CCl4 is actively required in the initiation of liver necrosis. It improves the secretion of factors implicated in fibrogenesis like TGF‐β1 and TNF‐α. Besides, LmPS significantly caused in vivo a decrease of TGF‐β1 levels at doses 250 mg/kg due to CCl4. An increase of the TGF‐β1 activation in experimental rats administered by a single dose of CCl4 has been reported (Chang et al., 2007; Jiang et al., 2004). According to the same authors, this effect was reversed by a plant administration L. maritima. These results confirm those of Kohli et al. (2005) who reported antifibrogenic properties for IL‐10 mediated through a down‐regulated secretion of TGF‐β1 and TNF‐α. In the same context, Shi et al. (2014) reported an inhibition of fibrosis by IL‐10.
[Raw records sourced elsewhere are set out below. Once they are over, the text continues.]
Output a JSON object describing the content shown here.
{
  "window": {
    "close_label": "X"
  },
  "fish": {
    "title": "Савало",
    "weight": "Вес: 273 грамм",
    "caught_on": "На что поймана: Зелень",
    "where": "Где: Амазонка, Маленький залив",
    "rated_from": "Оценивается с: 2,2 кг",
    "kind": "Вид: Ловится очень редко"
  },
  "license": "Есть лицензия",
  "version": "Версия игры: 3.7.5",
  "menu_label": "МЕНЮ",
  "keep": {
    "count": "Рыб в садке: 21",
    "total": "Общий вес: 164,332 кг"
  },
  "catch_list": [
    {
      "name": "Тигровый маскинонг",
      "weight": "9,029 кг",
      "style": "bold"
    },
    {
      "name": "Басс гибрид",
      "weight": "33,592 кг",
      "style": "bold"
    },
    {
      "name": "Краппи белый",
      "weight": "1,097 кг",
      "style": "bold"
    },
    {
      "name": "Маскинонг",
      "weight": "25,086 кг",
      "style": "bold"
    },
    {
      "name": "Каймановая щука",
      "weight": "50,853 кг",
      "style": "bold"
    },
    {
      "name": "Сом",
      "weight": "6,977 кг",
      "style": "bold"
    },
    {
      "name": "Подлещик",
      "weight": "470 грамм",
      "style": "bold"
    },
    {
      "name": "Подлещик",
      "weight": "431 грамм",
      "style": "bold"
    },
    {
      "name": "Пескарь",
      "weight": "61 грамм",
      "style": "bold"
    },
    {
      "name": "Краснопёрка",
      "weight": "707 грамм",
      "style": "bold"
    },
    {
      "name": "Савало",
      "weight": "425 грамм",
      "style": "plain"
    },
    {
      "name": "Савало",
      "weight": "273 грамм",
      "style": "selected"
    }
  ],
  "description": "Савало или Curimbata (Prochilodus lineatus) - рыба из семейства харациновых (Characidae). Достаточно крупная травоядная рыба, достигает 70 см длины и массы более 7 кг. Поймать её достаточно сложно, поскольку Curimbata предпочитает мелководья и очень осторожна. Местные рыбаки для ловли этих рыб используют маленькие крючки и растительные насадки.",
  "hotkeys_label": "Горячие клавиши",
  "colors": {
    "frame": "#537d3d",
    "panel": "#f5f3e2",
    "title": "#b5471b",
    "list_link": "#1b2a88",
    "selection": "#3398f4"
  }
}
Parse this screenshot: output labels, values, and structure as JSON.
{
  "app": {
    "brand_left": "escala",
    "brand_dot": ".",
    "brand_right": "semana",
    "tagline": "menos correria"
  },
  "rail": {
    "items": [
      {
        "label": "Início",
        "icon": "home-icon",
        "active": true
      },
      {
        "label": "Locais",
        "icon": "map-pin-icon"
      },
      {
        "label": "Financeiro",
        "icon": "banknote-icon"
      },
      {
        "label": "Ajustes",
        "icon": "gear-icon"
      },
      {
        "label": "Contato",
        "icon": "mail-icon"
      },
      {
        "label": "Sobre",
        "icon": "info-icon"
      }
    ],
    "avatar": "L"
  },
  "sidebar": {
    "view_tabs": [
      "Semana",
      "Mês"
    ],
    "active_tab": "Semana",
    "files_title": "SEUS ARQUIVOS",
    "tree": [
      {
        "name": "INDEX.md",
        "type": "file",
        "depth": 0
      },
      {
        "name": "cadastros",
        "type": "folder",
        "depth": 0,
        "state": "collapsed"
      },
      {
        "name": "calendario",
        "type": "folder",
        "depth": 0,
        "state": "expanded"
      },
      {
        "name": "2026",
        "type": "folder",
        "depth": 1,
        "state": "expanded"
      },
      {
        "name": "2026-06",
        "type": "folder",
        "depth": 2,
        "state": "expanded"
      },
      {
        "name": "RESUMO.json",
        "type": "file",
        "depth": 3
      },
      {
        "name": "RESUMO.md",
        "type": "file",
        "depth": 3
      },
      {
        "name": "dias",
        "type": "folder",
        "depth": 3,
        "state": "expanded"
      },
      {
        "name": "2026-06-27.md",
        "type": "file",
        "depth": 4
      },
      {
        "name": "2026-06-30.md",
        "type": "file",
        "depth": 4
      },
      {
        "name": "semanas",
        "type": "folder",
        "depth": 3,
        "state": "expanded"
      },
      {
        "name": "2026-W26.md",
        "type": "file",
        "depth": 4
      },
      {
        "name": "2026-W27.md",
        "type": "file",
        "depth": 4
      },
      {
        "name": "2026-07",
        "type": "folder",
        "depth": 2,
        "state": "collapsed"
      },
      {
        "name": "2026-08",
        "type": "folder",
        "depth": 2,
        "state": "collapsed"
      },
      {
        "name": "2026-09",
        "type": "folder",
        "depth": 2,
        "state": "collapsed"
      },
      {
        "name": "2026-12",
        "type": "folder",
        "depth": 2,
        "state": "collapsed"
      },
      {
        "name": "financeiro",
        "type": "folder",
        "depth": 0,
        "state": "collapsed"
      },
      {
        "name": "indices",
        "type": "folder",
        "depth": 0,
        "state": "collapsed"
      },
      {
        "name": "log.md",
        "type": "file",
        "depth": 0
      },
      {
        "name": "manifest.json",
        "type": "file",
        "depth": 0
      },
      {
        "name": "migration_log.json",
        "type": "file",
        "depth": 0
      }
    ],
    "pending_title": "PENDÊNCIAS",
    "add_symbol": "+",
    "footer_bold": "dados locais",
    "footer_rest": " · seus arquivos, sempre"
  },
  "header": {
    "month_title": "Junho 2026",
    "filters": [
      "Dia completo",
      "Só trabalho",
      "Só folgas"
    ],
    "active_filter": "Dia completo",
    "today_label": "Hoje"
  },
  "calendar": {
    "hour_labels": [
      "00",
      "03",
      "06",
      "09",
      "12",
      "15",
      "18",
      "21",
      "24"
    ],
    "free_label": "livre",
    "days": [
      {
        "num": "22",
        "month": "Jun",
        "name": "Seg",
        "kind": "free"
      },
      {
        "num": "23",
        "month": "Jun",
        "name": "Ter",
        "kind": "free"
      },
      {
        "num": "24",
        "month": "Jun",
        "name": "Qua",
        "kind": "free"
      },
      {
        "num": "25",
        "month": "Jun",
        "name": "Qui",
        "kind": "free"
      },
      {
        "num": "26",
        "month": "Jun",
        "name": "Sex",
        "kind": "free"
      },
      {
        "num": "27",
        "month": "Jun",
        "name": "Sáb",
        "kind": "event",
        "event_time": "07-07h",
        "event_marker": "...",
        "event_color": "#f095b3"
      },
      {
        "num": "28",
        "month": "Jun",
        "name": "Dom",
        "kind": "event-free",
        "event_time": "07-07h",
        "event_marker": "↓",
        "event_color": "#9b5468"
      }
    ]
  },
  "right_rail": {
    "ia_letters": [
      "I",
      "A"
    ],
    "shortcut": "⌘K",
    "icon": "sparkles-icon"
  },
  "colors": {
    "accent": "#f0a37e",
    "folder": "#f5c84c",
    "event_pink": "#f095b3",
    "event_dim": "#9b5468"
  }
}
Important massive fatty changes were detected in the liver of CCl4‐intoxicated rat group. The group pretreated with purified LmPS and subsequently given CCl4 was characterized by a normal histology.

In the addition to the oxidative stress, CCl4 may induce genotoxicity (Sahreen et al., 2011). CCl4‐induced LPO concerns proteins and also DNA (Bhadauria & Nirala, 2009; Khan et al., 2012). In fact, MDA reacts with the DNA strand to form the MIG adduct, the mutagenic pyrimidopurinone adduct of deoxyguanosine (Chaudhary et al., 1996). We were interested in LmPS eventual preventive effect against DNA fragmentation due to CCl4 administration. Integrity of hepatic DNA was preserved by LmPS pretreatment of CCl4‐intoxicated group. Altogether, our results clearly evidenced the antigenotoxic capacity of this LmPS polysaccharide. LmPS protective effect against CCl4‐induced genotoxicity may be explained by the fact that it is able to inhibit CCl4 oxidative process. Similar findings were reported by Nagwani and Tripathi (2010). Considering all these findings, a significant effect of LmPS on CCl4‐induced hepatotoxicity, oxidative stress, and genotoxicity was evidenced for the first time as anti‐inflammatory agent.

CONCLUSION

According to the findings of our study, LmPS effectively protects rats against CCL4 induced hepatotoxicity in vivo. This heteropolysaccharide is composed of glucose, galactose, and xylose determined by TLC and HPLC. This polysaccharide induced higher anti‐inflammatory cytokines and small quantities of proinflammatory cytokines. According to in vitro studies, LmPS protective potential could be correlated to its high antioxidant activities. For this reason, further studies are currently under way to fully better understand the in vivo mechanism of this polysaccharide.

CONFLICT OF INTEREST

The authors declare that they have no conflict of interest.